Complementary-Label Learning for Arbitrary Losses and Models
This addresses a practical problem for machine learning practitioners who need to train classifiers when only complementary labels are available, representing a novel methodological advancement rather than an incremental improvement.
The paper tackles the problem of complementary-label learning, where training patterns only specify classes they don't belong to rather than their true class, by developing a framework with an unbiased risk estimator that works for arbitrary losses and models. This enables model/hyper-parameter selection without ordinary labeled validation data and shows improved performance through experiments.

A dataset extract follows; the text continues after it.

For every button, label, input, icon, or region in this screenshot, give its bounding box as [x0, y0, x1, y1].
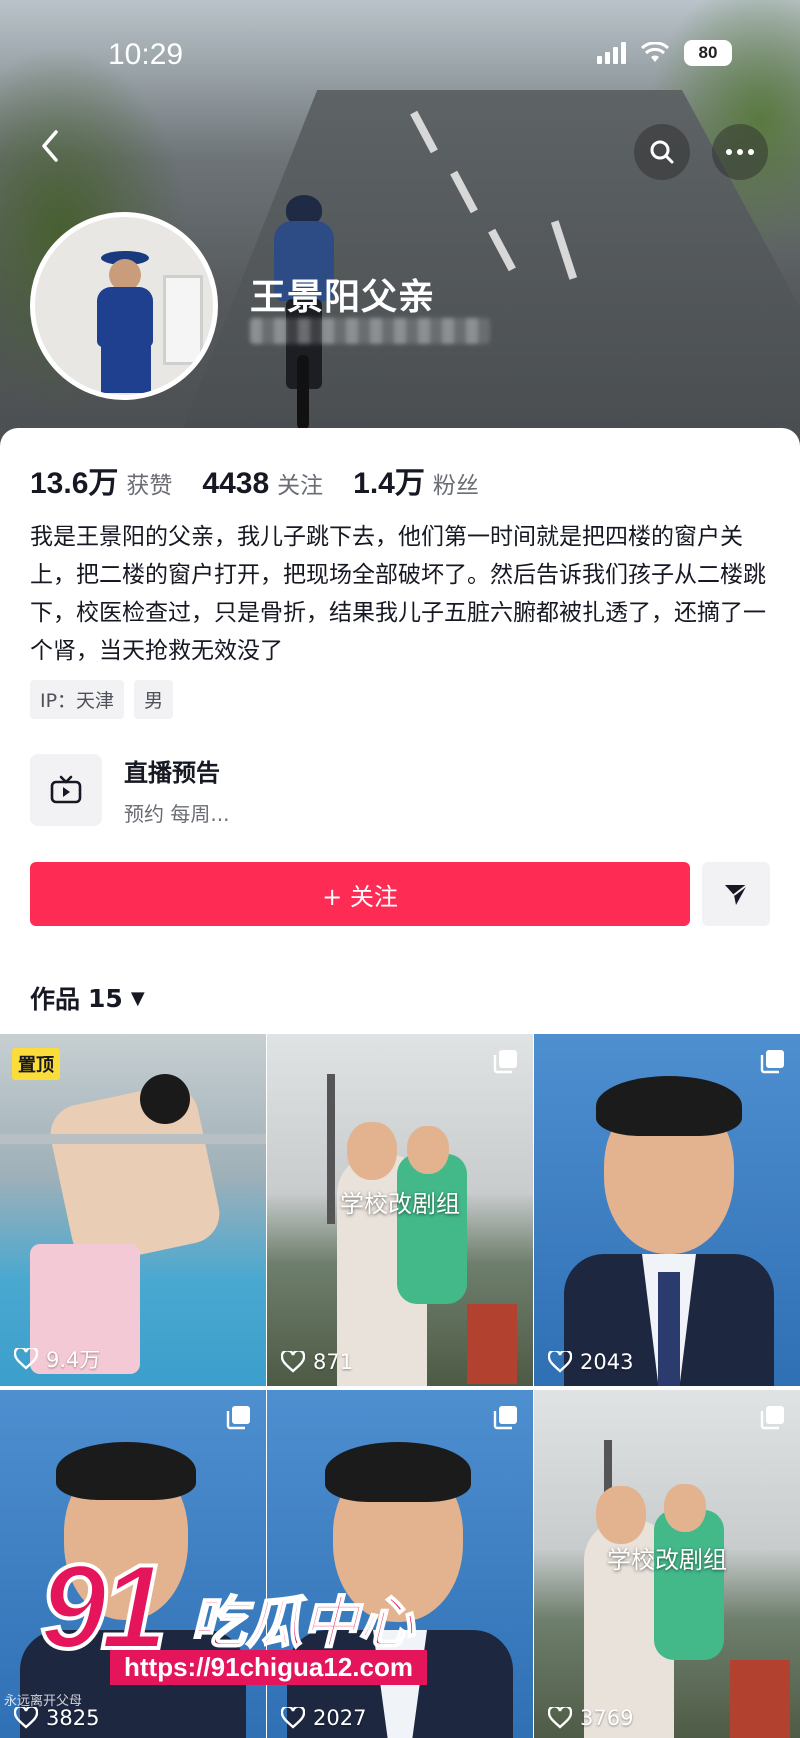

In contrast to the standard classification paradigm where the true class is given to each training pattern, complementary-label learning only uses training patterns each equipped with a complementary label, which only specifies one of the classes that the pattern does not belong to. The goal of this paper is to derive a novel framework of complementary-label learning with an unbiased estimator of the classification risk, for arbitrary losses and models---all existing methods have failed to achieve this goal. Not only is this beneficial for the learning stage, it also makes model/hyper-parameter selection (through cross-validation) possible without the need of any ordinarily labeled validation data, while using any linear/non-linear models or convex/non-convex loss functions. We further improve the risk estimator by a non-negative correction and gradient ascent trick, and demonstrate its superiority through experiments.